With support for multiple development languages and a serverless environment, Google App Engine allows you to build applications on the cloud.
Though App Engine improves flexibility, scalability, and collaboration of application development, it does come with security risks. All application logs and request logs of the App Engine should be monitored to ensure no malicious activities take place in your cloud infrastructure.
App Engine generates request logs for every request that is handled by your applications. These request logs hold crucial information such as Project ID, HTTP version, application ID, instance key, request status, and more. They also give you the severity of an application event (Debug, Warning, Critical, Error, and Info).
If you need to troubleshoot an operational issue or want to know more about a security issue, such as unauthorized changes made to the application code, it's essential that you check and analyze these request logs.
You can analyze these logs by opening the Log Viewer of the Cloud console, selecting GAE Application from the drop-down box as the resource type, and performing basic and advanced searches. However, searching these logs to find the relationship between incidents and to spot anomalies is time-consuming and often ineffective.
Log360 is a comprehensive security information and event management (SIEM) solution that interprets and analyzes Google App Engine logs and provides insights on critical events in the form of intuitive reports containing graphs and charts. These dashboards help you spot unusual events instantly as well as dig deeper into incidents.

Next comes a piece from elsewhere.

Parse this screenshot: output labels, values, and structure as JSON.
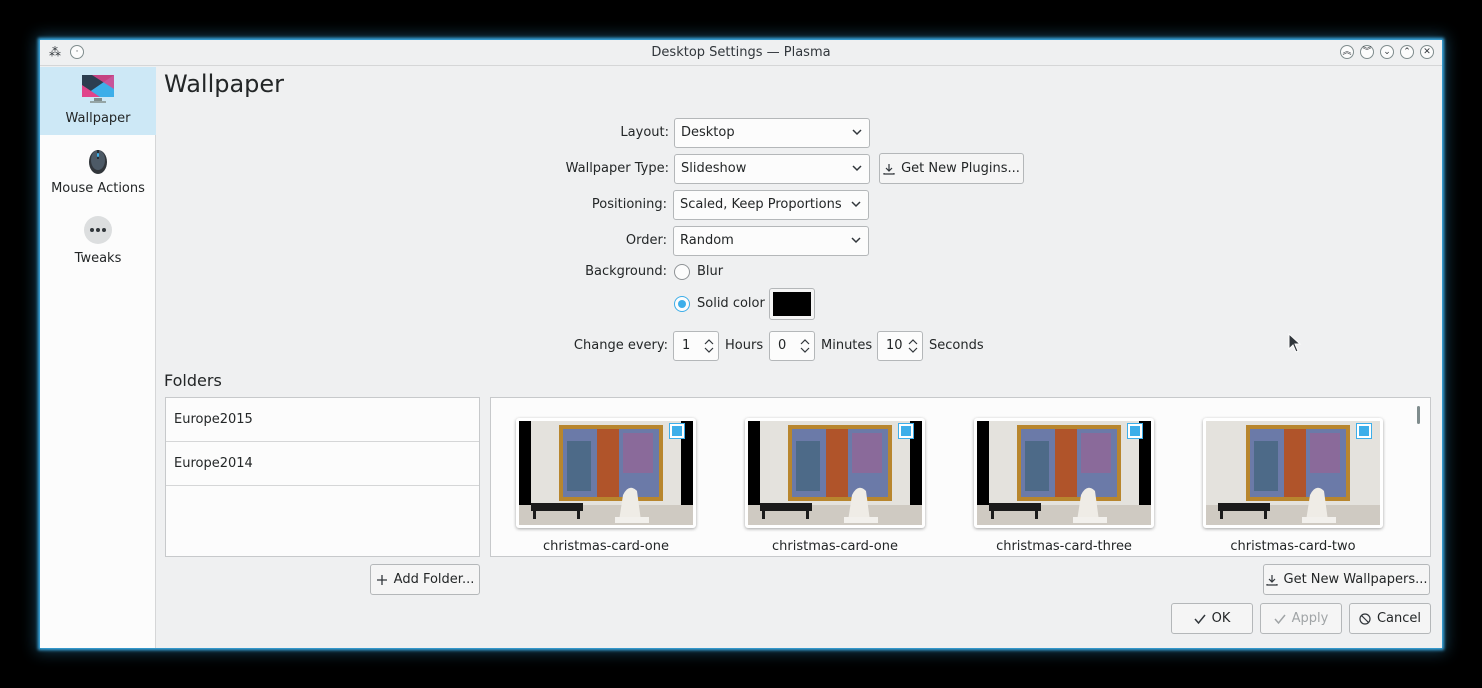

For all App Engine events, Log360 leverages its machine learning capabilities to generate a risk score. An event with a high-risk score indicates that it's worth investigating.
If your App Engine is flooded with a huge number of HTTP requests to access a critical project, it could be a potential threat to your infrastructure. In this circumstance, Log360 will raise an alert to notify you in real time via SMS and email, helping you quickly respond so you can prevent a breach or an attack.